そもそもなぜ、1台と超小規模ながら市販するための車両を作ったのか。それは、Turingが目指す姿にヒントがある。
Turingは、AIに精通した2人が設立したスタートアップではあるが、目標は自動運転用のAI開発ではなく自動運転AIを搭載したEVメーカーになることだという。AIはその車両に搭載するために開発しているものであり、自動車メーカーなどに外販する予定もないという。掲げるミッションは「We Overtake Tesla」だ。
なぜ自動車メーカーなのか。同社取締役COOの田中氏によれば「ソフトウェアに理解のある自動車メーカーがあったら面白いのでは」という仮説がもとになっている。「今はクルマを作る能力はないが、AIなど完成車メーカーにはないエンジニアのチームが作れている。(ソフトウェアの文化をベースに)クルマを作る能力を獲得していけば、その会社のクルマはきっと素敵なものになるはず」と語る。その筆頭はテスラであり、今後もリスペクトしつつベンチマークを続けるとする。

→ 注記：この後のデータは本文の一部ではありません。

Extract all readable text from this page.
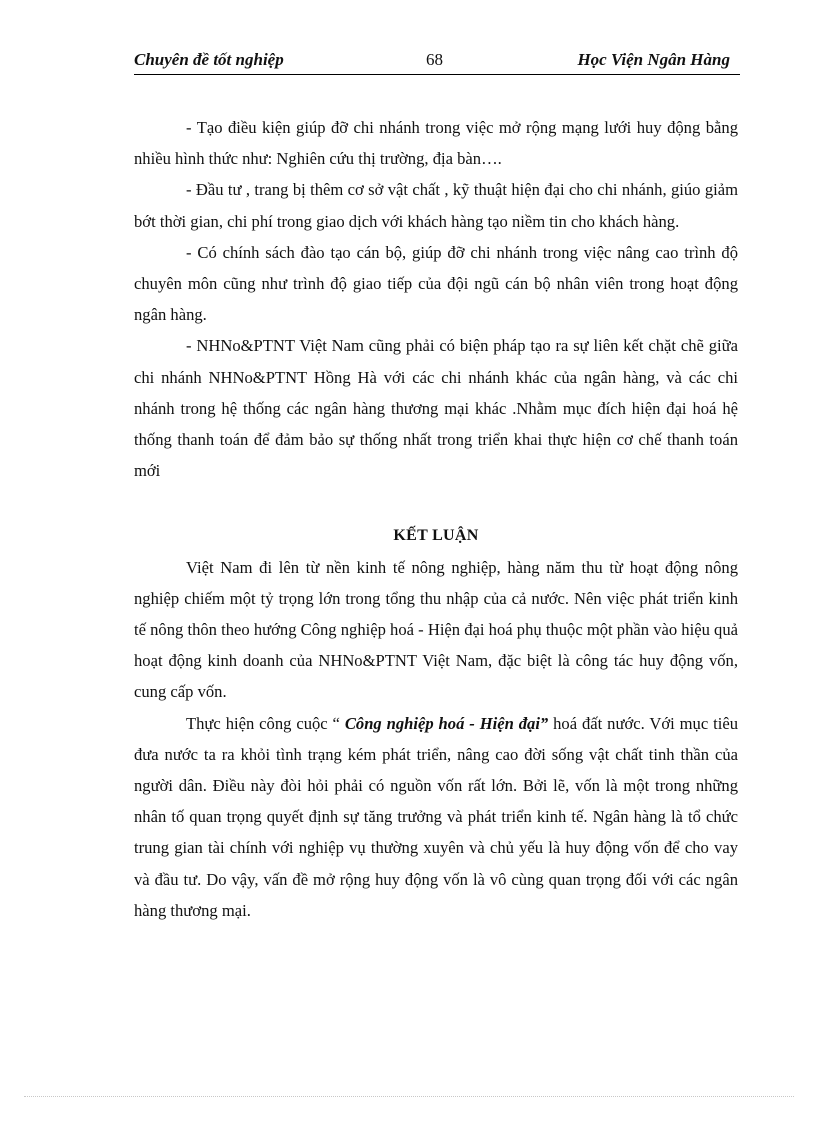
Chuyên đề tốt nghiệp	68	Học Viện Ngân Hàng

- Tạo điều kiện giúp đỡ chi nhánh trong việc mở rộng mạng lưới huy động bằng nhiều hình thức như: Nghiên cứu thị trường, địa bàn….

- Đầu tư , trang bị thêm cơ sở vật chất , kỹ thuật hiện đại cho chi nhánh, giúo giảm bớt thời gian, chi phí trong giao dịch với khách hàng tạo niềm tin cho khách hàng.

- Có chính sách đào tạo cán bộ, giúp đỡ chi nhánh trong việc nâng cao trình độ chuyên môn cũng như trình độ giao tiếp của đội ngũ cán bộ nhân viên trong hoạt động ngân hàng.

- NHNo&PTNT Việt Nam cũng phải có biện pháp tạo ra sự liên kết chặt chẽ giữa chi nhánh NHNo&PTNT Hồng Hà với các chi nhánh khác của ngân hàng, và các chi nhánh trong hệ thống các ngân hàng thương mại khác .Nhằm mục đích hiện đại hoá hệ thống thanh toán để đảm bảo sự thống nhất trong triển khai thực hiện cơ chế thanh toán mới

KẾT LUẬN

Việt Nam đi lên từ nền kinh tế nông nghiệp, hàng năm thu từ hoạt động nông nghiệp chiếm một tỷ trọng lớn trong tổng thu nhập của cả nước. Nên việc phát triển kinh tế nông thôn theo hướng Công nghiệp hoá - Hiện đại hoá phụ thuộc một phần vào hiệu quả hoạt động kinh doanh của NHNo&PTNT Việt Nam, đặc biệt là công tác huy động vốn, cung cấp vốn.

Thực hiện công cuộc “ Công nghiệp hoá - Hiện đại” hoá đất nước. Với mục tiêu đưa nước ta ra khỏi tình trạng kém phát triển, nâng cao đời sống vật chất tinh thần của người dân. Điều này đòi hỏi phải có nguồn vốn rất lớn. Bởi lẽ, vốn là một trong những nhân tố quan trọng quyết định sự tăng trưởng và phát triển kinh tế. Ngân hàng là tổ chức trung gian tài chính với nghiệp vụ thường xuyên và chủ yếu là huy động vốn để cho vay và đầu tư. Do vậy, vấn đề mở rộng huy động vốn là vô cùng quan trọng đối với các ngân hàng thương mại.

また、自動車産業が発展している日本ならではの立ち位置もある。国内でもEVのスタートアップはいくつかあるが、自動運転までカバーするEVスタートアップはほぼ皆無だろう。「中国や米国ってEVスタートアップが山ほどある。日本だとクルマで挑戦となると、トヨタやホンダ、日産がやるよねとみんな思っている節がある」「そこにチャンスがある。誰もやらない、やれると思ってないから」(田中氏)
そして1台のみ、かつ最先端でもないレベル2でクルマを市販したのも、自動車メーカーを目指すために必要なステップという。
「自動運転車ってずっと開発できちゃうんですよ。なので(市販化などを発信して)知ってもらうことが大事。『こいつら頑張っているな』というのをいろいろな形で知ってもらい、応援してもらう状況を作る」(田中氏)。
もう1つがサプライヤーへのアピールだ。「海外は違うが、国内だと今は基本的に門前払い。国内は(自動車の)スタートアップがそもそもないし、付き合う道理がない。彼らとしてもそこにリスクを取りに行く意味がない」という。市販車は「あいつら本当にクルマを作ろうとしている」というポーズを伝える狙いもある。
技術的には成長段階であっても、定期的に区切りをつけて市販車として出すことで、ユーザーと業界にTuringを知ってもらう機会を作っていくわけだ。